Gallatin’s views were explained more fully in the course of the debate. The importers had been aware of their risk, and had not taken it without much hesitation, after consulting Jonathan Russell, then in charge of the legation at London. The Government held non-importation to be more effective than armies or fleets in bringing England to terms, and the non-importation was still in force as a war measure. Gallatin’s orders, which admitted these goods for sale, violated the law and the policy of government; but if the goods had been admitted, as was the case, at least they should not be used to diminish the government’s receipts from internal taxation. The duties already levied to the amount of five million dollars did not exceed twenty-five per cent on their cost, while the goods themselves commanded war prices, and no other goods of the same kind were allowed to enter the country. The profits could hardly fail to be great, and no small part of these profits, besides the invested capital, was British. Finally, within the wider questions of equity, law, and policy remained the fact that bankruptcy in one form or another stood directly before the Treasury, and that four or five million dollars might be the means of national salvation.
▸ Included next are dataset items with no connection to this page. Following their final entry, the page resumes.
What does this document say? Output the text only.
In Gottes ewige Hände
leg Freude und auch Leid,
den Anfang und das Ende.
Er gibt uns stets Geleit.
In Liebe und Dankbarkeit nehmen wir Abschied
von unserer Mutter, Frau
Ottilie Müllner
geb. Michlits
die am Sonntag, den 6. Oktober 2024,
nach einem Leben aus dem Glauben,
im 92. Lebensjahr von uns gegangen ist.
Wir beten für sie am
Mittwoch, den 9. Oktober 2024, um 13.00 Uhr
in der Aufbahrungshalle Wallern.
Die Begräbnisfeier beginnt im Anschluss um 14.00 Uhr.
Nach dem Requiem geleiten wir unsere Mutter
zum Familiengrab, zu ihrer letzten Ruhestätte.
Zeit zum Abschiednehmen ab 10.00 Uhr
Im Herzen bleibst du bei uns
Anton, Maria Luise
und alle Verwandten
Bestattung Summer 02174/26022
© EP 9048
If objections were to be made, one might have supposed that Cheves, Clay, and Calhoun would have resisted Gallatin’s idea because it offered too much encouragement to mercantile speculation resting on violation of law; but nothing was more uncertain than the moral sensitiveness of a political body. What seemed to one statesman a right and proper act seemed evident dishonesty to another; nor had the science of ethics made sensible progress toward the invention of practical tests. Statesmen who saw nothing improper in the seizure of West Florida, the attacks on East Florida, or the campaign of Tippecanoe; who maintained the doctrine that the admission of Louisiana dissolved the Union, or that Champagny’s letters satisfied the demands of government and the Acts of Congress,—war Democrats and Federalists alike, representing the morality and the energy of the country, joined in attacking Gallatin’s plan. Langdon Cheves, chairman of the Ways and Means Committee, after reporting from the committee, November 25, a resolution to leave the subject to the Secretary of the Treasury, began a speech, December 4, by declaring that he trembled for the consequences of the measure; it would shake the party to pieces; it would make angels weep.
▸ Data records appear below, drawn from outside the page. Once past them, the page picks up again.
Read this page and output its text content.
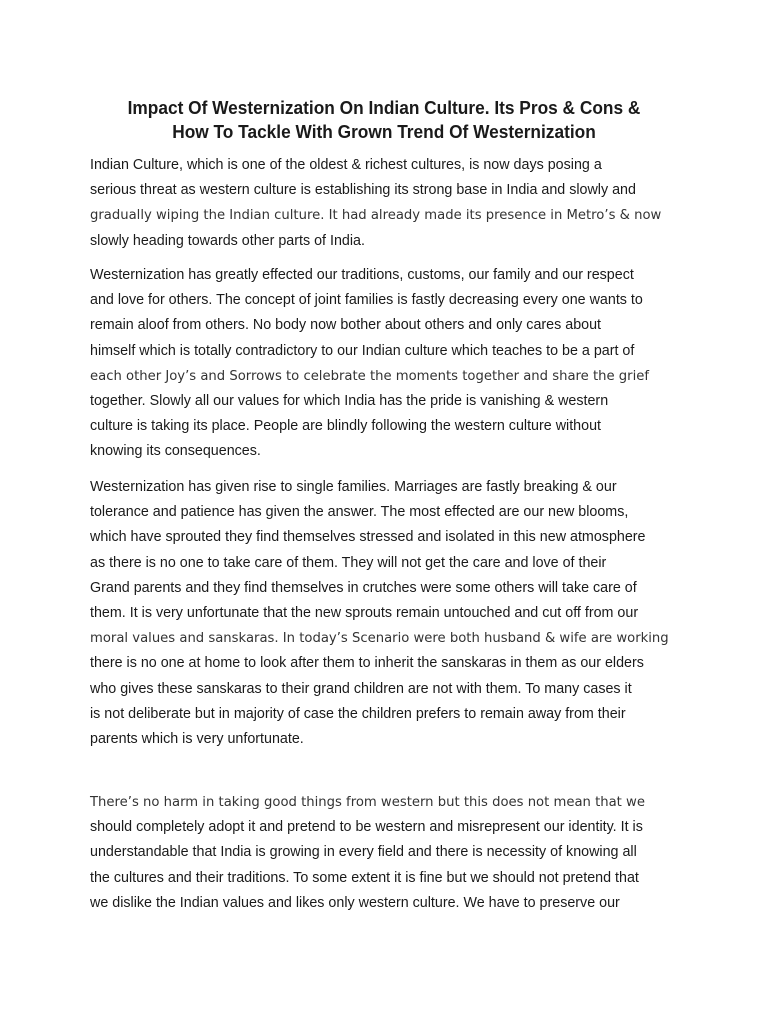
Impact Of Westernization On Indian Culture. Its Pros & Cons &
How To Tackle With Grown Trend Of Westernization

Indian Culture, which is one of the oldest & richest cultures, is now days posing a
serious threat as western culture is establishing its strong base in India and slowly and
gradually wiping the Indian culture. It had already made its presence in Metro’s & now
slowly heading towards other parts of India.

Westernization has greatly effected our traditions, customs, our family and our respect
and love for others. The concept of joint families is fastly decreasing every one wants to
remain aloof from others. No body now bother about others and only cares about
himself which is totally contradictory to our Indian culture which teaches to be a part of
each other Joy’s and Sorrows to celebrate the moments together and share the grief
together. Slowly all our values for which India has the pride is vanishing & western
culture is taking its place. People are blindly following the western culture without
knowing its consequences.

Westernization has given rise to single families. Marriages are fastly breaking & our
tolerance and patience has given the answer. The most effected are our new blooms,
which have sprouted they find themselves stressed and isolated in this new atmosphere
as there is no one to take care of them. They will not get the care and love of their
Grand parents and they find themselves in crutches were some others will take care of
them. It is very unfortunate that the new sprouts remain untouched and cut off from our
moral values and sanskaras. In today’s Scenario were both husband & wife are working
there is no one at home to look after them to inherit the sanskaras in them as our elders
who gives these sanskaras to their grand children are not with them. To many cases it
is not deliberate but in majority of case the children prefers to remain away from their
parents which is very unfortunate.

There’s no harm in taking good things from western but this does not mean that we
should completely adopt it and pretend to be western and misrepresent our identity. It is
understandable that India is growing in every field and there is necessity of knowing all
the cultures and their traditions. To some extent it is fine but we should not pretend that
we dislike the Indian values and likes only western culture. We have to preserve our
“I trust in God,” cried Cheves, “no man who may be thus consigned by this House to the Secretary of the Treasury to await his decision and to supplicate his clemency, will so far forget what he owes to his own true interests and to his character as a free citizen as to give an equivalent for that sum of money which may be demanded as the government’s share of the profits. I would rather see the objects of the war fail,—I would rather see the seamen of the country impressed on the ocean and our commerce swept from its bosom,—than see the long arm of the Treasury indirectly thrust into the pocket of the citizen through the medium of a penal law.”

Henry Clay admitted and favored total confiscation, but not the idea of a compromise:—

“The law ought to be enforced or not. He thought a compromise in the case dangerous and undignified; indeed, he felt shocked at the idea of an equivalent. Already are our laws too openly violated or fraudulently eluded. Shall we degrade them still further by carrying them into the market and fixing a price upon their violation? Extend the principle of an equivalent, from cases of prohibition merely, to instances of moral turpitude,—to felony and homicide,—and every gentleman will see its enormity. No, sir! Let us not pollute our hands with this welt-gild!”

Calhoun would not allow that the government could properly act at all:—

“If our merchants are innocent,” he said, “they are welcome to their good fortune; if guilty, I scorn to participate in its profits. I will never consent to make our penal code the basis of our Ways and Means, or to establish a partnership between the Treasury and the violators of the Non-importation Law.”